そうして、差別したい気持ちに飢えていた日本人のもとに出現したのが「コロナ陽性者」「マスク非着用者」「ワクチン非接種者」という3属性の人々だ。これら少数派の人々は、あくまで「自己判断」「自己責任」に基づき、そうした境遇を自ら積極的に選択したと世間的に捉えられている。それゆえ「批判されるようなことをしているオマエが悪い」と遠慮なく責められてしまう。

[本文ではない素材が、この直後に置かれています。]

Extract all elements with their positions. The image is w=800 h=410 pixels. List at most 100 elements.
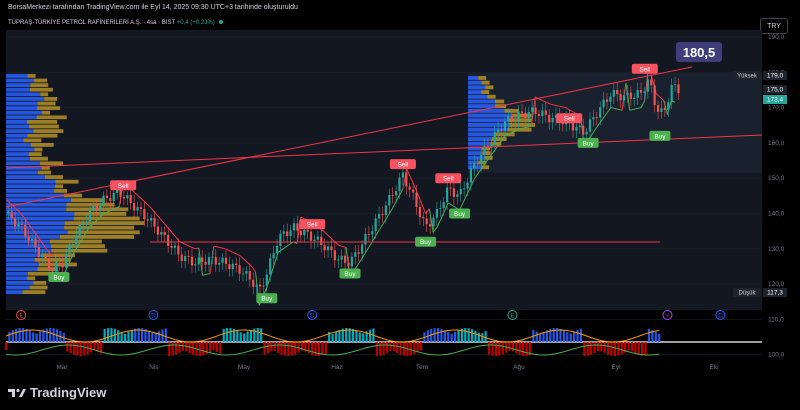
candle-body (320, 236, 323, 246)
candle-body (459, 189, 462, 195)
price-label: 173,4 (763, 95, 787, 104)
vp-bar-blue (6, 110, 43, 115)
candle-body (289, 230, 292, 237)
candle-body (571, 122, 575, 131)
oscillator-bar (436, 328, 440, 342)
vp-bar-gold (27, 120, 58, 124)
y-tick: 110,0 (768, 316, 784, 323)
marker-text: D (310, 313, 315, 320)
oscillator-bar (164, 328, 167, 342)
oscillator-bar (69, 342, 72, 354)
candle-body (214, 256, 217, 265)
signal-text: Buy (583, 140, 595, 147)
vp-bar-blue (6, 184, 56, 189)
candle-body (47, 258, 51, 271)
vp-bar-blue (6, 258, 35, 262)
vp-bar-blue (468, 151, 483, 156)
vp-bar-gold (28, 152, 42, 156)
oscillator-bar (178, 342, 181, 353)
oscillator-bar (355, 330, 358, 342)
candle-body (476, 163, 479, 165)
buy-signal: Buy (415, 236, 437, 247)
candle-body (609, 96, 612, 102)
vp-bar-blue (6, 267, 38, 271)
vp-bar-blue (468, 137, 493, 141)
oscillator-bar (4, 342, 8, 350)
oscillator-bar (637, 342, 640, 356)
oscillator-bar (222, 328, 225, 342)
oscillator-bar (600, 342, 603, 352)
candle-body (133, 203, 136, 211)
candle-body (54, 262, 57, 272)
candle-body (7, 211, 10, 214)
vp-bar-gold (481, 80, 490, 85)
vp-bar-blue (6, 83, 31, 87)
vp-bar-gold (34, 78, 48, 83)
vp-bar-gold (36, 115, 67, 120)
candle-body (75, 236, 78, 245)
vp-bar-gold (23, 138, 42, 143)
vp-bar-gold (55, 179, 79, 184)
candle-body (51, 270, 54, 272)
candle-body (435, 209, 439, 218)
oscillator-bar (402, 342, 406, 356)
candle-body (241, 273, 245, 275)
oscillator-bar (49, 328, 52, 342)
candle-body (612, 89, 615, 97)
y-tick: 170,0 (768, 105, 785, 112)
candle-body (105, 195, 109, 199)
vp-bar-blue (6, 281, 34, 285)
candle-body (646, 79, 649, 92)
vp-bar-blue (6, 74, 28, 78)
oscillator-bar (396, 342, 399, 354)
signal-text: Sell (397, 162, 408, 169)
candle-body (255, 284, 258, 287)
vp-bar-gold (495, 99, 505, 104)
x-tick: Eki (709, 364, 718, 371)
vp-bar-blue (468, 141, 491, 146)
oscillator-bar (453, 331, 457, 342)
y-tick: 100,0 (768, 352, 785, 359)
x-tick: Mar (56, 364, 68, 371)
oscillator-bar (586, 342, 589, 356)
candle-body (418, 206, 422, 218)
oscillator-bar (644, 342, 647, 356)
marker-text: ⚡ (665, 313, 669, 320)
oscillator-bar (202, 342, 205, 356)
oscillator-bar (35, 333, 38, 342)
vp-bar-gold (39, 161, 63, 166)
oscillator-bar (573, 331, 576, 342)
vp-bar-blue (6, 175, 45, 179)
candle-body (306, 229, 309, 232)
oscillator-bar (243, 333, 246, 342)
oscillator-bar (477, 332, 480, 342)
oscillator-bar (324, 342, 327, 354)
candle-body (88, 210, 92, 223)
candle-body (41, 255, 44, 258)
candle-body (156, 226, 160, 235)
vp-bar-blue (468, 90, 482, 94)
candle-body (269, 258, 272, 275)
oscillator-bar (311, 342, 314, 355)
candle-body (650, 79, 653, 86)
oscillator-bar (464, 328, 467, 342)
candle-body (211, 256, 214, 258)
oscillator-bar (385, 342, 389, 353)
vp-bar-blue (6, 156, 30, 161)
price-chart[interactable]: Buy Sell Sell Buy Buy Sell Buy Sell Buy Sell Buy Se… (0, 0, 800, 410)
vp-bar-blue (6, 179, 56, 184)
candle-body (160, 231, 163, 235)
price-label-value: 179,0 (767, 73, 784, 80)
candle-body (207, 257, 211, 265)
candle-body (384, 205, 387, 216)
vp-bar-gold (27, 74, 36, 78)
candle-body (102, 195, 105, 206)
vp-bar-blue (468, 99, 496, 104)
oscillator-bar (634, 342, 637, 354)
candle-body (408, 186, 411, 190)
candle-body (381, 213, 384, 216)
vp-bar-gold (30, 83, 49, 87)
candle-body (265, 274, 268, 286)
oscillator-bar (294, 342, 297, 355)
candle-body (367, 233, 370, 235)
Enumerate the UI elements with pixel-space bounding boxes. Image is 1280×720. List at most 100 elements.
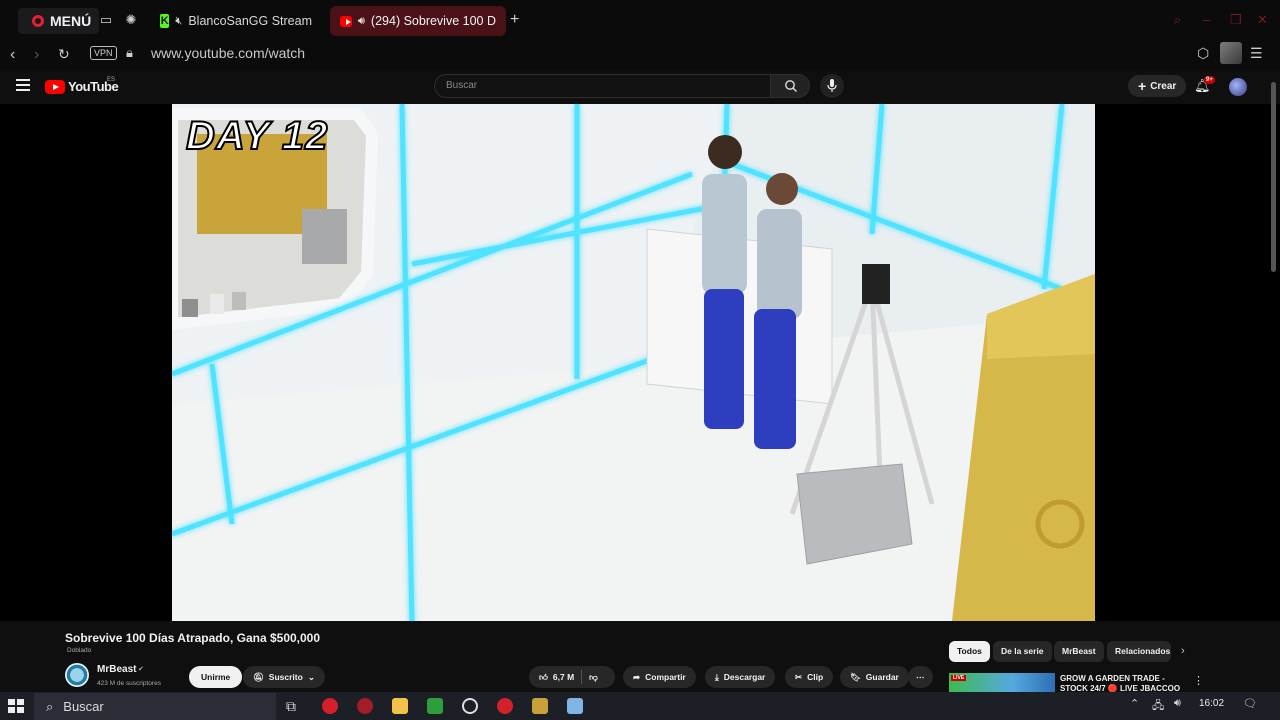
share-label: Compartir	[645, 672, 686, 682]
search-tabs-icon[interactable]: ⌕	[1174, 12, 1181, 28]
windows-taskbar: ⌕ Buscar	[0, 692, 1280, 720]
create-button[interactable]: + Crear	[1128, 75, 1187, 97]
notepad-icon[interactable]	[567, 698, 583, 714]
like-dislike-group: 👍︎ 6,7 M 👎︎	[529, 666, 615, 688]
video-scene	[172, 104, 1095, 621]
ai-icon[interactable]: ✺	[123, 12, 139, 28]
dislike-icon[interactable]: 👎︎	[589, 672, 598, 683]
chip-all[interactable]: Todos	[949, 641, 990, 662]
network-icon[interactable]: 🖧︎	[1152, 697, 1164, 716]
kick-icon: K	[160, 14, 170, 28]
file-explorer-icon[interactable]	[392, 698, 408, 714]
excel-like-icon[interactable]	[427, 698, 443, 714]
taskbar-search-label: Buscar	[63, 699, 104, 714]
like-icon[interactable]: 👍︎	[539, 672, 548, 683]
chevron-down-icon: ⌄	[307, 671, 315, 682]
mute-icon[interactable]: 🔇︎	[175, 15, 182, 28]
opera-logo-icon	[32, 15, 44, 27]
url-field[interactable]: www.youtube.com/watch	[151, 45, 305, 61]
tab-blancosangg[interactable]: K 🔇︎ BlancoSanGG Stream	[150, 6, 322, 36]
search-icon	[785, 80, 797, 92]
region-code: ES	[107, 77, 116, 83]
gamepad-icon[interactable]: ▭	[98, 12, 114, 28]
search-button[interactable]	[770, 74, 810, 98]
day-overlay-text: DAY 12	[185, 113, 329, 159]
subscribed-button[interactable]: 🔕︎ Suscrito ⌄	[243, 666, 325, 688]
lock-icon[interactable]: 🔒︎	[126, 45, 133, 61]
notification-center-icon[interactable]: 🗨︎	[1243, 697, 1257, 710]
restore-icon[interactable]: ❐	[1230, 12, 1242, 28]
create-label: Crear	[1150, 80, 1177, 92]
download-icon: ⤓	[715, 671, 719, 682]
vpn-badge[interactable]: VPN	[90, 46, 117, 60]
share-button[interactable]: ➦ Compartir	[623, 666, 696, 688]
tab-youtube-video[interactable]: 🔊︎ (294) Sobrevive 100 D	[330, 6, 506, 36]
more-actions-button[interactable]: ⋯	[908, 666, 933, 688]
speaker-icon[interactable]: 🔊︎	[358, 15, 365, 28]
forward-icon[interactable]: ›	[34, 46, 39, 64]
back-icon[interactable]: ‹	[10, 46, 15, 64]
chevron-right-icon[interactable]: ›	[1181, 645, 1185, 657]
chip-channel[interactable]: MrBeast	[1054, 641, 1104, 662]
recommendation-thumbnail[interactable]: LIVE	[949, 673, 1055, 693]
volume-icon[interactable]: 🔊︎	[1174, 697, 1181, 710]
join-button[interactable]: Unirme	[189, 666, 243, 688]
windows-start-icon[interactable]	[8, 699, 24, 713]
hamburger-menu-icon[interactable]	[16, 79, 30, 91]
channel-name[interactable]: MrBeast	[97, 664, 136, 675]
youtube-header: YouTube ES Buscar + Crear 🔔︎ 9+	[0, 70, 1280, 104]
tab-label: BlancoSanGG Stream	[188, 14, 312, 28]
minimize-icon[interactable]: –	[1203, 12, 1210, 27]
notification-count-badge: 9+	[1204, 76, 1215, 84]
account-avatar[interactable]	[1229, 78, 1247, 96]
search-input[interactable]: Buscar	[434, 74, 770, 98]
task-view-icon[interactable]: ⧉	[286, 698, 302, 714]
chevron-up-icon[interactable]: ⌃	[1130, 697, 1139, 710]
video-title: Sobrevive 100 Días Atrapado, Gana $500,0…	[65, 631, 321, 645]
share-icon: ➦	[633, 671, 641, 682]
verified-icon: ✔︎	[138, 666, 144, 673]
bookmark-icon: 🔖︎	[850, 671, 861, 682]
browser-menu-button[interactable]: MENÚ	[18, 8, 100, 34]
clip-label: Clip	[807, 672, 824, 682]
reload-icon[interactable]: ↻	[58, 46, 70, 63]
taskbar-search[interactable]: ⌕ Buscar	[34, 693, 276, 720]
address-bar: ‹ › ↻ VPN 🔒︎ www.youtube.com/watch ⬡ ☰	[0, 40, 1280, 70]
bell-icon: 🔕︎	[253, 671, 264, 682]
save-label: Guardar	[865, 672, 899, 682]
channel-avatar[interactable]	[65, 663, 89, 687]
download-button[interactable]: ⤓ Descargar	[705, 666, 776, 688]
clip-button[interactable]: ✂ Clip	[785, 666, 834, 688]
clock[interactable]: 16:02	[1199, 698, 1224, 709]
new-tab-button[interactable]: +	[510, 11, 519, 29]
save-button[interactable]: 🔖︎ Guardar	[840, 666, 909, 688]
close-icon[interactable]: ✕	[1257, 12, 1268, 28]
like-count[interactable]: 6,7 M	[553, 672, 574, 682]
browser-menu-label: MENÚ	[50, 13, 92, 29]
subscriber-count: 423 M de suscriptores	[97, 680, 161, 687]
scrollbar-thumb[interactable]	[1271, 82, 1276, 272]
minecraft-launcher-icon[interactable]	[532, 698, 548, 714]
divider	[581, 670, 583, 684]
search-icon: ⌕	[46, 698, 54, 714]
youtube-play-icon	[45, 79, 65, 94]
voice-search-button[interactable]	[820, 74, 844, 98]
opera-gx-taskbar-icon[interactable]	[322, 698, 338, 714]
easy-setup-icon[interactable]: ☰	[1250, 45, 1263, 62]
plus-icon: +	[1138, 78, 1147, 94]
chatgpt-icon[interactable]	[462, 698, 478, 714]
chip-related[interactable]: Relacionados	[1107, 641, 1171, 662]
dubbed-tag: Doblado	[67, 647, 92, 654]
profile-icon[interactable]	[1220, 42, 1242, 64]
opera-taskbar-icon[interactable]	[357, 698, 373, 714]
browser-tab-bar: MENÚ ▭ ✺ K 🔇︎ BlancoSanGG Stream 🔊︎ (294…	[0, 0, 1280, 40]
chip-series[interactable]: De la serie	[993, 641, 1052, 662]
extensions-icon[interactable]: ⬡	[1197, 45, 1209, 62]
youtube-favicon-icon	[340, 15, 352, 27]
live-badge: LIVE	[951, 675, 967, 681]
video-frame[interactable]: DAY 12	[172, 104, 1095, 621]
download-label: Descargar	[723, 672, 766, 682]
recommendation-title[interactable]: GROW A GARDEN TRADE - STOCK 24/7 🔴 LIVE …	[1060, 674, 1182, 693]
more-vertical-icon[interactable]: ⋮	[1193, 674, 1204, 687]
opera-second-icon[interactable]	[497, 698, 513, 714]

差別に飢えた人々は「ヤツらのコロナに関する属性は、生まれついてのものではないし、変えられないものでもない(陽性者にしても、防ぎようはあったはず)」「つまりヤツらは反社会的な存在であり、ただの自分勝手である。けしからん」と浅薄に思考し、「正義はわれにあり」と自負を強める。だから多数派は、100%の自信をみなぎらせて少数派を一斉攻撃できるのだ。たとえば小説家・医師の知念実希人氏は、マスクをしないでデモをする人々には海外のように放水車で攻撃してもいい、とまでツイートしている。